Friday, January 20, 2012

34



Well, another birthday has come and gone. You know, when I hit 30 a few years ago, I had a rough time with it initially. 30 seemed so old in my eyes. I guess I felt like I didn't have anymore excuses, I was in "real" adulthood now!

Then cancer happened. And life. And kids. Gradually, I embraced this age thing. Actually, I can now say I welcome it with open arms!

For me now, every birthday is a gift. Every year that passes that I'm still here is a blessing and miracle.

Whenever I see older persons now, I think, "Man, they are sure lucky that they are still alive!" I used to never even consider that I might not be around to see old age, to see my grandkids and great grandkids grow up. I guess you could call me a little ignorant, a little over-confident. Yeah, I thought I was invincible. Well, maybe not completely, but never in my wildest dreams did I expect to stare at my mortality in the face everyday. I remember when I was first diagnosed with Stage 4 melanoma and I had read the statistics. I thought to myself at the time, "I'll be lucky if I make it to my 34th birthday!"

Well, here I still am. Still alive. Still kicking. And not only that, but healthy and well again. My "new normal", I call it.

I still think about cancer a lot, but I can honestly say, that I don't think about it everyday anymore. Do you know how great that is? Most of my thoughts are centered on things that people my age and in my stage of life are thinking--their families, their kids, their everyday tasks and responsibilities, their hopes and dreams for the future, and all the craziness and caosis of life. It feels SO good to be back in that mode. I pray that it will continue.

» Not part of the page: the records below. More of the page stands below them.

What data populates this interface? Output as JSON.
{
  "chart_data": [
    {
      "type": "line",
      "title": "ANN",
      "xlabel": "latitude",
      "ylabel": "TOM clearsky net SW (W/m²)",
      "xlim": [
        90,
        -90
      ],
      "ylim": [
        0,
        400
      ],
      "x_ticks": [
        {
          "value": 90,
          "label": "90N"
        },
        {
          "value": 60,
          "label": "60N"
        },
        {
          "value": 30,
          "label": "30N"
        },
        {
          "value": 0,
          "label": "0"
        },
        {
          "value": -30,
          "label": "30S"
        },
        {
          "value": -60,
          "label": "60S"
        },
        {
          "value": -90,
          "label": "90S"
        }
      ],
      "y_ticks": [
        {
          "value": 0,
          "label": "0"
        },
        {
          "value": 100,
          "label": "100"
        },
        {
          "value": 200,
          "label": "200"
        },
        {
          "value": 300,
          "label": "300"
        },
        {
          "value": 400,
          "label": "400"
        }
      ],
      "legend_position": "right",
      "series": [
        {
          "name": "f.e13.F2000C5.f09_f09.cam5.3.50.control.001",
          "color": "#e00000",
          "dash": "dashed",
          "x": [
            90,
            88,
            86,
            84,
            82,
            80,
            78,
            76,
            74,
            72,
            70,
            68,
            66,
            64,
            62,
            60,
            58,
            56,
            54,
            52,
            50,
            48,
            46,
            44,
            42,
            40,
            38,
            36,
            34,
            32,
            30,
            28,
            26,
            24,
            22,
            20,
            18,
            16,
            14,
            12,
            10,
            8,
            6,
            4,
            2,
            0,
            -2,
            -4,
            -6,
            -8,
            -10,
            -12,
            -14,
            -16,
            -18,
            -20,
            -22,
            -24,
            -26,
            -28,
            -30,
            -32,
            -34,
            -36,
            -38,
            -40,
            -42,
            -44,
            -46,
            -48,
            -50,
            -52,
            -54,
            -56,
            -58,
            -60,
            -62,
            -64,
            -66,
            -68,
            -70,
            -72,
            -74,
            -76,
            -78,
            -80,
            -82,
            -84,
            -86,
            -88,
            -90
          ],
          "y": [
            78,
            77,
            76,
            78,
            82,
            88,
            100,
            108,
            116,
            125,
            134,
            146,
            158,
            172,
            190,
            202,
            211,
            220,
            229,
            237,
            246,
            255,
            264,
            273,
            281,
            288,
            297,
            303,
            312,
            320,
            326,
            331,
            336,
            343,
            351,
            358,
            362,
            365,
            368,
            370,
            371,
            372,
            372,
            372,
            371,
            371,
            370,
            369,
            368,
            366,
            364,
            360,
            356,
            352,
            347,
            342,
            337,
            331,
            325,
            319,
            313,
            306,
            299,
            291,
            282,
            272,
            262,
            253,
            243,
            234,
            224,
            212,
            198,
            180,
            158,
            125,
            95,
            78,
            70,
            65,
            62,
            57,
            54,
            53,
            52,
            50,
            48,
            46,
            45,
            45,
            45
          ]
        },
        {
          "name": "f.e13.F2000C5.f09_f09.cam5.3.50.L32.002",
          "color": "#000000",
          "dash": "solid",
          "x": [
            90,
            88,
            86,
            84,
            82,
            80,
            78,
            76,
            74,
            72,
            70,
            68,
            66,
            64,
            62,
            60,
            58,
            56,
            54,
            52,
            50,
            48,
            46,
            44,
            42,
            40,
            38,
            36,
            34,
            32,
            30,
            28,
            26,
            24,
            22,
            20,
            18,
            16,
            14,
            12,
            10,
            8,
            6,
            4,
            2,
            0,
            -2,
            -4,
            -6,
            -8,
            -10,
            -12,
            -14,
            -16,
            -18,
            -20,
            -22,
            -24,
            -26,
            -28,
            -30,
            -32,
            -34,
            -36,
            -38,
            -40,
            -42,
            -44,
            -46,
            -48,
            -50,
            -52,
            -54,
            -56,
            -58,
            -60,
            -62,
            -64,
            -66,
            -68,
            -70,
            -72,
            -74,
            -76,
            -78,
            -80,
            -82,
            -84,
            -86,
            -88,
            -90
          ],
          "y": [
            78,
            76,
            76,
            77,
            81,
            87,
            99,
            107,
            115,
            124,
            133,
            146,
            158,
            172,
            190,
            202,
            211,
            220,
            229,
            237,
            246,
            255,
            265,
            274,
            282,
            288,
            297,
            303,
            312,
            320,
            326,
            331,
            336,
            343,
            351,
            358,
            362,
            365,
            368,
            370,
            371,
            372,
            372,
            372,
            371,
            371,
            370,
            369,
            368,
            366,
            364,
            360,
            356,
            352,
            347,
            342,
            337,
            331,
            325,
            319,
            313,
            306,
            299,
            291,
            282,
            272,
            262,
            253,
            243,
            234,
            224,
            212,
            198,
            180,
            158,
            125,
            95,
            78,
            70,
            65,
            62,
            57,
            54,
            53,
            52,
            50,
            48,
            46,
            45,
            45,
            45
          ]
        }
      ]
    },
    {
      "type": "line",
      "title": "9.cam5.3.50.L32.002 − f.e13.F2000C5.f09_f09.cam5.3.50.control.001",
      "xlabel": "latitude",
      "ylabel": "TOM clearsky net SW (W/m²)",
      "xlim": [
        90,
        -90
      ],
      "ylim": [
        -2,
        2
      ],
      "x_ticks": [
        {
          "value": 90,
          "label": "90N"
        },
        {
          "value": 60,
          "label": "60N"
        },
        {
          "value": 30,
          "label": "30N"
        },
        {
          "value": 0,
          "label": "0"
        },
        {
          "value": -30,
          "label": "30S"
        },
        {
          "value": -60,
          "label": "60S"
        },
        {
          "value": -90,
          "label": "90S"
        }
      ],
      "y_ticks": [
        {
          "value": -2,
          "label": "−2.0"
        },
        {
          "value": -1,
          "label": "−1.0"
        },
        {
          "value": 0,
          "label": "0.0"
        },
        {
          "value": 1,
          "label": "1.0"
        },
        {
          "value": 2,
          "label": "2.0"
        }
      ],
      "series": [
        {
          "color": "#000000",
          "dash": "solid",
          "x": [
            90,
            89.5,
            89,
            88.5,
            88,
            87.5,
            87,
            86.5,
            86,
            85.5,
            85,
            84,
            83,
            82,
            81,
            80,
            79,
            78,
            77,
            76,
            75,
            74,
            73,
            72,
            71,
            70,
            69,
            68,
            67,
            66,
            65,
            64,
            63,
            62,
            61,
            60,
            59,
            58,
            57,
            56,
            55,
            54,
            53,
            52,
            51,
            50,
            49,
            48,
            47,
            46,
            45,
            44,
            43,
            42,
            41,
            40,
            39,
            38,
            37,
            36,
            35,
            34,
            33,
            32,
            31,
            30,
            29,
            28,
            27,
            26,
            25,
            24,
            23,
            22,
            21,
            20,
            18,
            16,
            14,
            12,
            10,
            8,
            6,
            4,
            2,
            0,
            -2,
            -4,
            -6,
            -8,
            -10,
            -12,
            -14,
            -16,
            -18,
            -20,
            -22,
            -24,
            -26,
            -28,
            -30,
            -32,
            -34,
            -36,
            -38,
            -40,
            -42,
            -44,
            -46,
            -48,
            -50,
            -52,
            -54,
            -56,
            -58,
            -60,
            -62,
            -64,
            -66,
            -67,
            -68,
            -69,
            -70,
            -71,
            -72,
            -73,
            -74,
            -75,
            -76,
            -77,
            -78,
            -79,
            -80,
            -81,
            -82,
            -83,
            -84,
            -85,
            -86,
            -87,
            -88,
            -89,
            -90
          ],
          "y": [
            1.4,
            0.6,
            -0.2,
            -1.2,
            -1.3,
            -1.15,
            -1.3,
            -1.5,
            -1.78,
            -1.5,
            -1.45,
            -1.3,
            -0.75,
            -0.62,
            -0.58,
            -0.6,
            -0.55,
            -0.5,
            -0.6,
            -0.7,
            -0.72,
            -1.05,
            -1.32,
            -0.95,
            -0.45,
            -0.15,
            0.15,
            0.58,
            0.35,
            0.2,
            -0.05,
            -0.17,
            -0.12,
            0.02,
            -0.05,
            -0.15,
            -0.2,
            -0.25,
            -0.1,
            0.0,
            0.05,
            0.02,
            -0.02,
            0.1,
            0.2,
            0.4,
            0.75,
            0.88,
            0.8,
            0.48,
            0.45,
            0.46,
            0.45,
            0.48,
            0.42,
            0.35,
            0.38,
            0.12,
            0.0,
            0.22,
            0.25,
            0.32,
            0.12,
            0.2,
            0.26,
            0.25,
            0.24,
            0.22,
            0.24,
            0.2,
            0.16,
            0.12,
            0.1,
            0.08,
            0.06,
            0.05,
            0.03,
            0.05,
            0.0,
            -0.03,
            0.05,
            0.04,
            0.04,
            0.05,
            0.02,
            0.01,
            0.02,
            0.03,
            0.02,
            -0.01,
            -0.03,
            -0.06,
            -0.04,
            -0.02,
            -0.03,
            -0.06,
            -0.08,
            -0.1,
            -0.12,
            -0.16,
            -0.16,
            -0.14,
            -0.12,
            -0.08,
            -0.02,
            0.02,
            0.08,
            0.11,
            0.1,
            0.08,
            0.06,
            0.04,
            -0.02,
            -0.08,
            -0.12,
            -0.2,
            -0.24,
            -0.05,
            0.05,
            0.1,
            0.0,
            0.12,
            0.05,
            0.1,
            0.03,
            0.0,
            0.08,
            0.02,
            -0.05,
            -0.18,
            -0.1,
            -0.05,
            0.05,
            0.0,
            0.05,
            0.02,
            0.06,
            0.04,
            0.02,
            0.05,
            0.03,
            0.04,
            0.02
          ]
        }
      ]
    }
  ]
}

Turning 34 this year is a milestone for me. If I had paid much attention to statistics, I might not be here--I was only given a 4% chance of living past 2 years! Thankfully, I don't pay attention to those numbers. I am not a number. I am a human being. And a STRONG human being at that. Actually a better word is POWERFUL. I know that I have been blessed with great strength, courage, determination, happiness, and lots of love in my life.

I am not bitter, resentful or angry that I got cancer. I don't sit around thinking that my life is pathetic and depressing. In fact, it is anything but that. I am grateful for the challenges I have faced. It has given me so much perspective on life. I am grateful that I have been able to help others along the way because that is what I have set out to do from the beginning. This journey wasn't ever about me. I have always known that. I know that God has a greater purpose for me in serving others. And I think a large part of that is helping others become healthier somehow. My whole life, my education, my career in health and fitness all led up to this. Getting cancer only fueled the fire more-- and my passion for influencing others to have good health.

So, what do I have to say about aging now? 34, bring it on! 35, can't wait! 40, oh you know I will make it there. 50, how beautiful! And 70, 80, how truly grand life has been!

4 comments:

The Path Traveled said...

Happy and joyfull Birthday, Christina! It's not just another year, it's a new beginning.

sherena said...

I see getting older as a blessing. When I was 29 turning 30, I didn't want to celebrate my birthday - thinking I was old now, In December 2011 I was turned 39, and am proud to tell people my age. Live life to the fullest. Everyday we are here is a blessing. I want to be one of those "old" people holding hands with her husband, I want to be a grandparent. It is the simple things in life.

Happy Birthday Christina!!!!

(from another melanoma friend).

Nicholas Thornburg said...

Such an inspirational post. I remember looking at those same statistics when I found out an being devastated. We are more than numbers!

I can't imagine the day where I don't think about melanoma. That will be a beautiful day! I look forward to it!

Happy Birthday!

{amy} said...

What a beautiful perspective! Happy birthday!!